Experimental and Theoretical Evidence of Enhanced Visible Light Photoelectrochemical and Photocatalytic Properties in MoS₂/TiO₂ Nanohole Arrays

Two-dimensional (2D) ordered micro/nanostructured arrays have attracted intense interest for potential applications in a wide variety of fields, such as surface-enhanced Raman scattering, chemical and biological sensing, catalysis, energy storage, and conversion. In this paper, MoS₂/TiO₂ nanohole arrays are prepared by combing colloidal lithography and dip-coating method. The decorating of MoS₂ nanosheets can significantly improve the photoelectrochemical and photocatalytic activity of TiO₂ nanohole arrays in the visible light region.

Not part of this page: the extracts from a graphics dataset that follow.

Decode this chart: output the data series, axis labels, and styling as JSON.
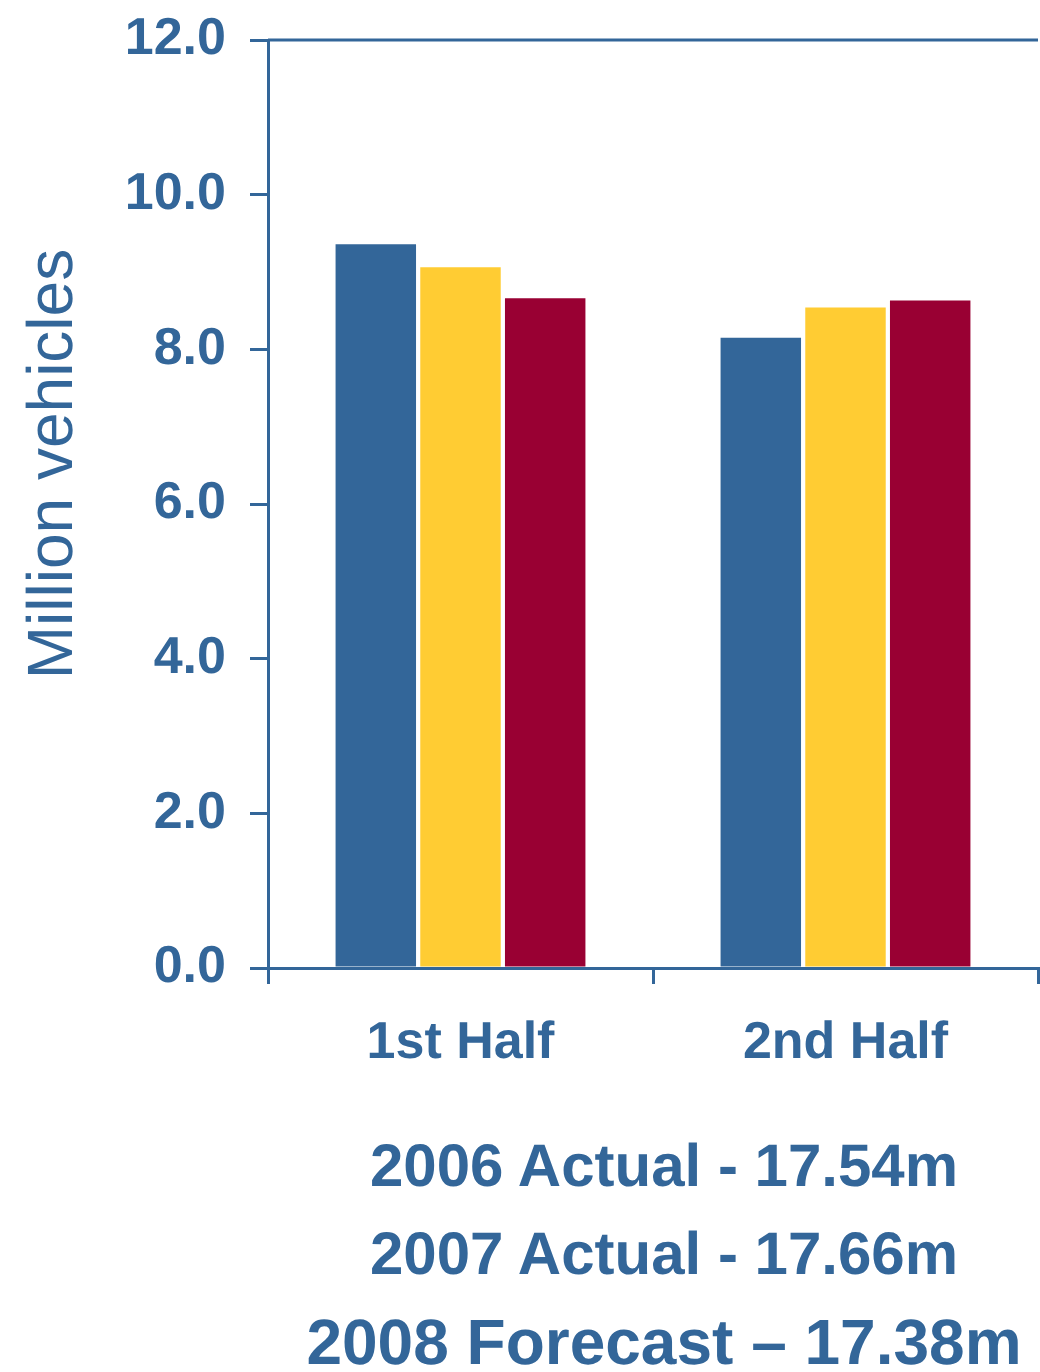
{
  "chart_data": {
    "type": "bar",
    "ylabel": "Million vehicles",
    "categories": [
      "1st Half",
      "2nd Half"
    ],
    "series": [
      {
        "color": "#336699",
        "values": [
          9.36,
          8.15
        ]
      },
      {
        "color": "#ffcc33",
        "values": [
          9.06,
          8.54
        ]
      },
      {
        "color": "#990033",
        "values": [
          8.66,
          8.63
        ]
      }
    ],
    "ylim": [
      0,
      12
    ],
    "yticks": [
      {
        "value": 0,
        "label": "0.0"
      },
      {
        "value": 2,
        "label": "2.0"
      },
      {
        "value": 4,
        "label": "4.0"
      },
      {
        "value": 6,
        "label": "6.0"
      },
      {
        "value": 8,
        "label": "8.0"
      },
      {
        "value": 10,
        "label": "10.0"
      },
      {
        "value": 12,
        "label": "12.0"
      }
    ],
    "annotations": [
      "2006 Actual - 17.54m",
      "2007 Actual - 17.66m",
      "2008 Forecast – 17.38m"
    ]
  }
}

The photocurrent density of the optimized MoS₂/TiO₂ sample is 17.8 times higher than that of the pristine TiO₂ film, while the enhancement factor of the corresponding kinetic constant in photocatalytic degradation is about 5.2. Our first-principles calculation results are in good agreement with the experimental observations. On the basis of the experimental and theoretical results, such enhanced performances can be assigned to two reasons: one is the improved visible light harvesting owing to MoS₂ nanosheets, and the other is the efficient separation of photogenerated carriers because of band alignment between MoS₂ and TiO₂.